Epic History in a Walk
There are some extraordinary parallels with the eighteenth century diversification that was shipwrecking and looting along the coast at Sker and Kenfig. The tales of old are thought provoking on a Christmas walk along the Coastal Path, or the footpath that takes you so near to Sker House. A week before Christmas 1753, according to @RobBowen Kenfig Heritage Website Project, one of the more notorious of the (18 local shipwrecks occurred.
The Le Vainquer foundered on the rocks at Sker, after her Captain mistook the Bristol Channel for the English Channel. The mistake was to cost him his life and that of his brother, while the locals clearly thought that the spilled booty was a ‘divine gift’. It was a Christmas to remember as they feasted on oranges, figs, lemons and much more that had been destined for the banqueting halls of the French nobility.
The ‘shameful plundering’ led to the arrest of Isaac Williams, tenant of Sker Farm and father of the Maid of Sker, Elizabeth Williams, along with 16 other people. My thoughts turned to his defence almost 250 years later during the trial of the Princess of Wales’s butler, Paul Burrell. Isaac Williams successfully claimed at the Assize Court in Swansea that he had removed as much cargo as possible to Sker House for safekeeping.
The extent of the looting of the stricken Le Vainquer was such that 400 people were said to have ‘swarmed all over the vessel’. The bailiff sent to recover some of the cargo feared for his life at the hands of the angry mob and is said to have refused to return, even if he was paid £50! The authorities were determined to make an example. One of those tried was hanged and notices were posted on church doors, warning that ‘the looting of wrecks was punishable by death’.
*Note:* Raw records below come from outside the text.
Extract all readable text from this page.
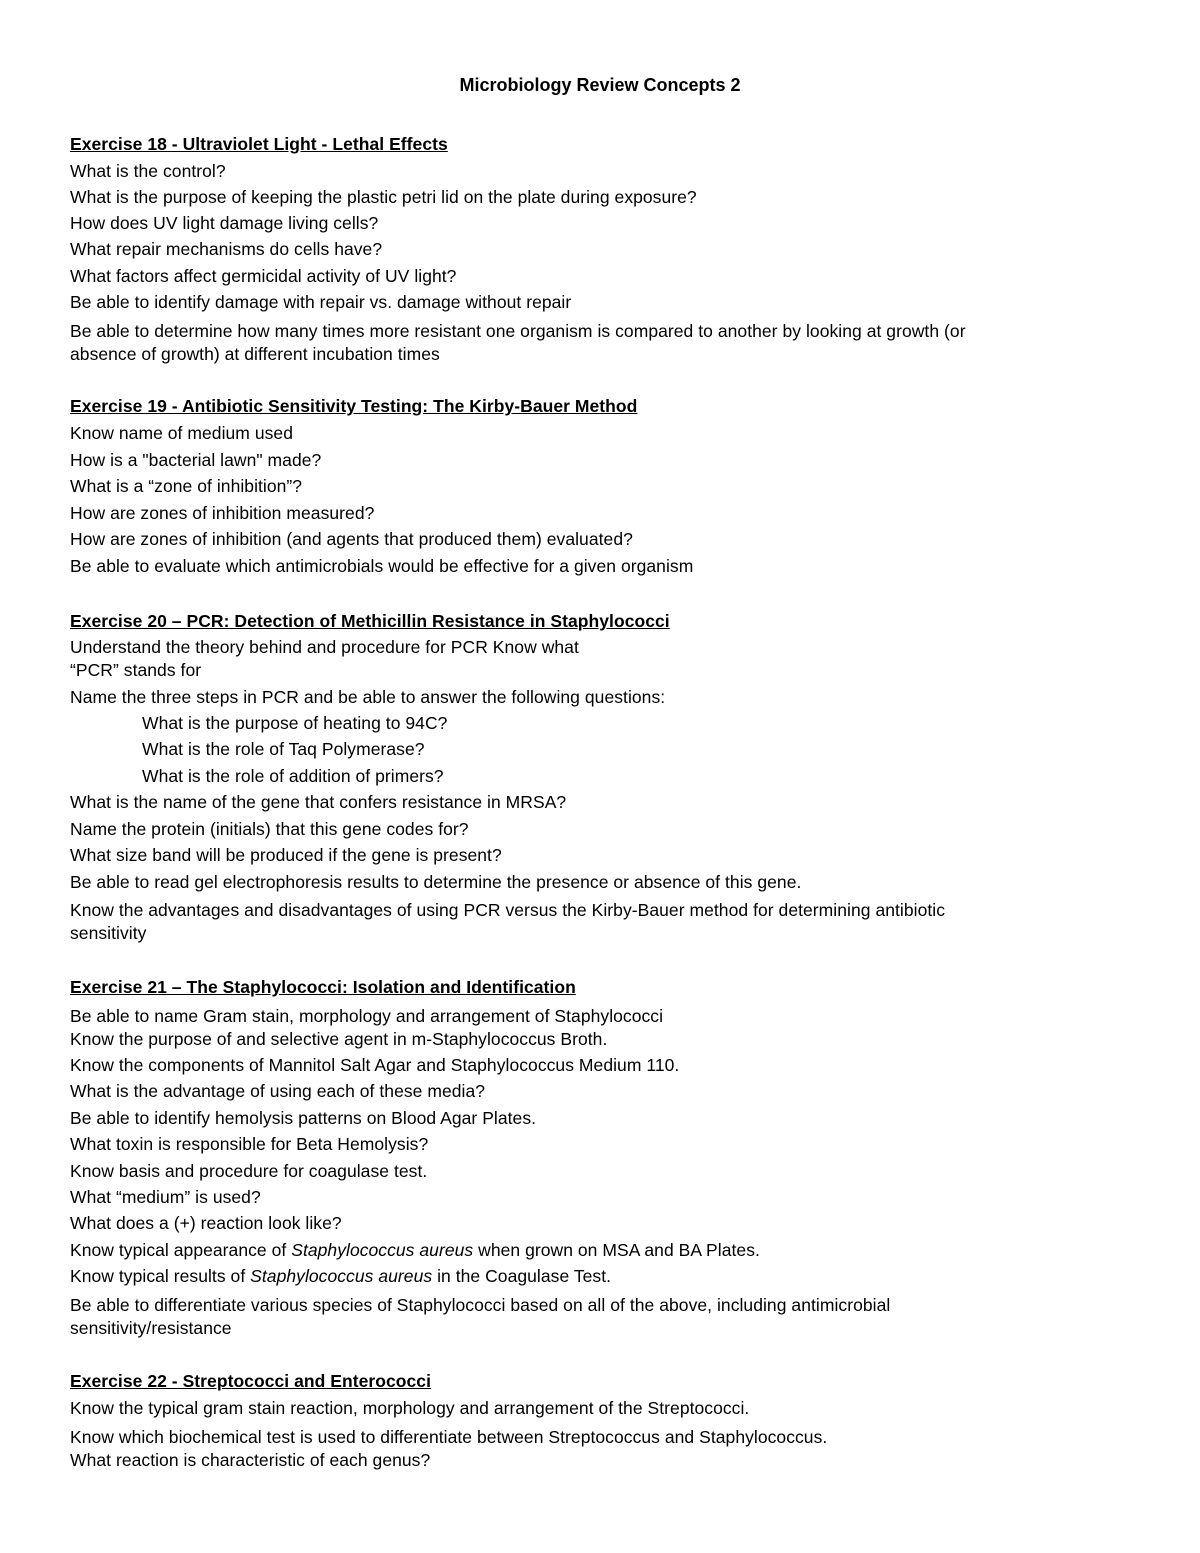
Microbiology Review Concepts 2
Exercise 18 - Ultraviolet Light - Lethal Effects
What is the control?
What is the purpose of keeping the plastic petri lid on the plate during exposure?
How does UV light damage living cells?
What repair mechanisms do cells have?
What factors affect germicidal activity of UV light?
Be able to identify damage with repair vs. damage without repair
Be able to determine how many times more resistant one organism is compared to another by looking at growth (or
absence of growth) at different incubation times
Exercise 19 - Antibiotic Sensitivity Testing: The Kirby-Bauer Method
Know name of medium used
How is a "bacterial lawn" made?
What is a “zone of inhibition”?
How are zones of inhibition measured?
How are zones of inhibition (and agents that produced them) evaluated?
Be able to evaluate which antimicrobials would be effective for a given organism
Exercise 20 – PCR: Detection of Methicillin Resistance in Staphylococci
Understand the theory behind and procedure for PCR Know what
“PCR” stands for
Name the three steps in PCR and be able to answer the following questions:
What is the purpose of heating to 94C?
What is the role of Taq Polymerase?
What is the role of addition of primers?
What is the name of the gene that confers resistance in MRSA?
Name the protein (initials) that this gene codes for?
What size band will be produced if the gene is present?
Be able to read gel electrophoresis results to determine the presence or absence of this gene.
Know the advantages and disadvantages of using PCR versus the Kirby-Bauer method for determining antibiotic
sensitivity
Exercise 21 – The Staphylococci: Isolation and Identification
Be able to name Gram stain, morphology and arrangement of Staphylococci
Know the purpose of and selective agent in m-Staphylococcus Broth.
Know the components of Mannitol Salt Agar and Staphylococcus Medium 110.
What is the advantage of using each of these media?
Be able to identify hemolysis patterns on Blood Agar Plates.
What toxin is responsible for Beta Hemolysis?
Know basis and procedure for coagulase test.
What “medium” is used?
What does a (+) reaction look like?
Know typical appearance of Staphylococcus aureus when grown on MSA and BA Plates.
Know typical results of Staphylococcus aureus in the Coagulase Test.
Be able to differentiate various species of Staphylococci based on all of the above, including antimicrobial
sensitivity/resistance
Exercise 22 - Streptococci and Enterococci
Know the typical gram stain reaction, morphology and arrangement of the Streptococci.
Know which biochemical test is used to differentiate between Streptococcus and Staphylococcus.
What reaction is characteristic of each genus?
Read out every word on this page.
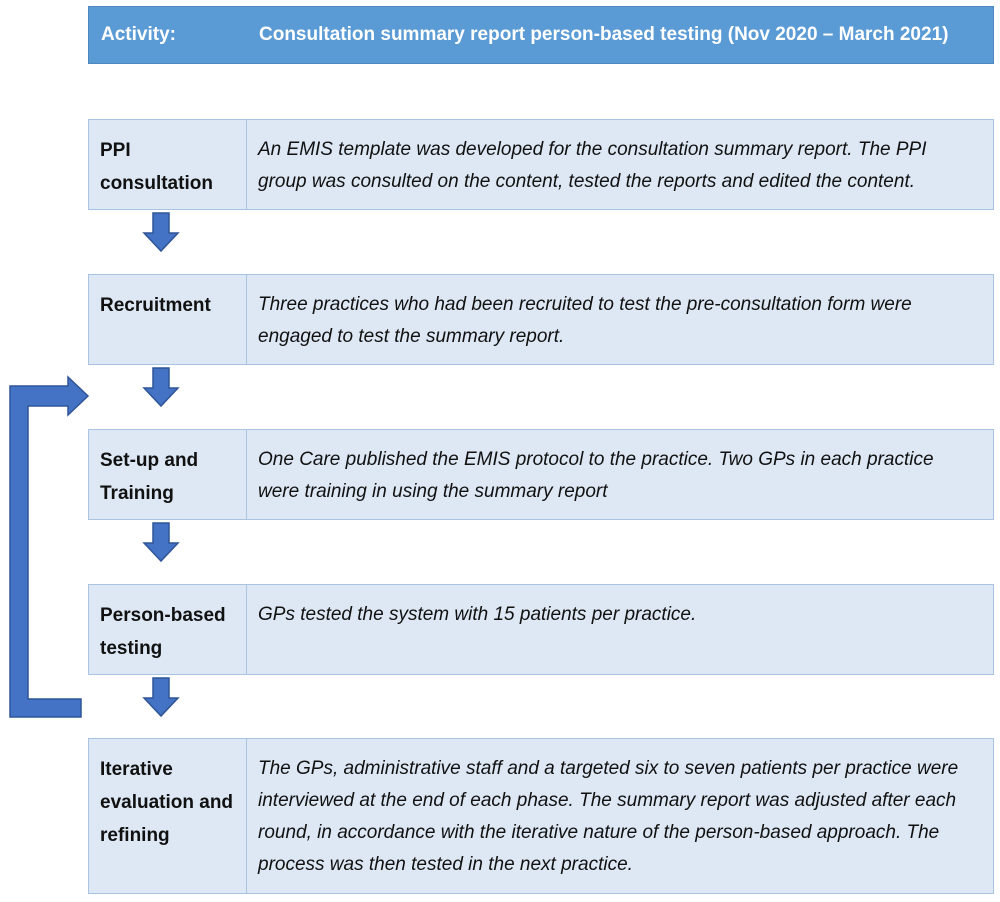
Activity:	Consultation summary report person-based testing (Nov 2020 – March 2021)
PPI consultation
An EMIS template was developed for the consultation summary report. The PPI group was consulted on the content, tested the reports and edited the content.
Recruitment	Three practices who had been recruited to test the pre-consultation form were engaged to test the summary report.
Set-up and Training
One Care published the EMIS protocol to the practice. Two GPs in each practice were training in using the summary report
Person-based testing
GPs tested the system with 15 patients per practice.
Iterative evaluation and refining
The GPs, administrative staff and a targeted six to seven patients per practice were interviewed at the end of each phase. The summary report was adjusted after each round, in accordance with the iterative nature of the person-based approach. The process was then tested in the next practice.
Le Vainquer’s wrecking was apparently the result of an unlucky mistake on the part of the Captain – whose body was stripped of 17 Portuguese gold pieces, silver shoe and knee buckles and a silver watch. Commercialised wrecking was, though, an important part of the black economy of coastal regions. Today, a ramble across the dunes clears the cobwebs and fires the imagination – especially with the promise of a well earned drink by the log fire at the Prince of Wales.
The room in Sker House where I slept as a small child had its window facing Sker Point, out of alignment with the other windows in the house. I grew up believing that it was to facilitate a lamp in the window sending a signal to the wreckers using fires and lamps to lure ships onto the treacherous Sker Point. The position of the window meant that officials approaching the front of the house wouldn’t see the signal.
Another modern take on an old tradition is money laundering. A story passed down by word of mouth, concerns a maid at Sker. It’s the old ‘My father knew an old man who knew an old man who knew the maid ….’ but there is some historical evidence to substantiate the tale that the farmer gave her a sack of looted sovereigns to wash. My brother and I spent some time one summer digging up a patch near the house to try and find them – and then had to turn the pigs in to disguise our totally unsuccessfully and haphazard excavations.
The Big Freeze of 1982 brought more parallels with the wrecking history of the area. The M4 was completely blocked for days, with lorries and cars abandoned. I was reporting for Swansea Sound from the police station in Cornelly. The police served me with coffee from said lorries while telling me of the arrests made for the looting of TVs, bread and more!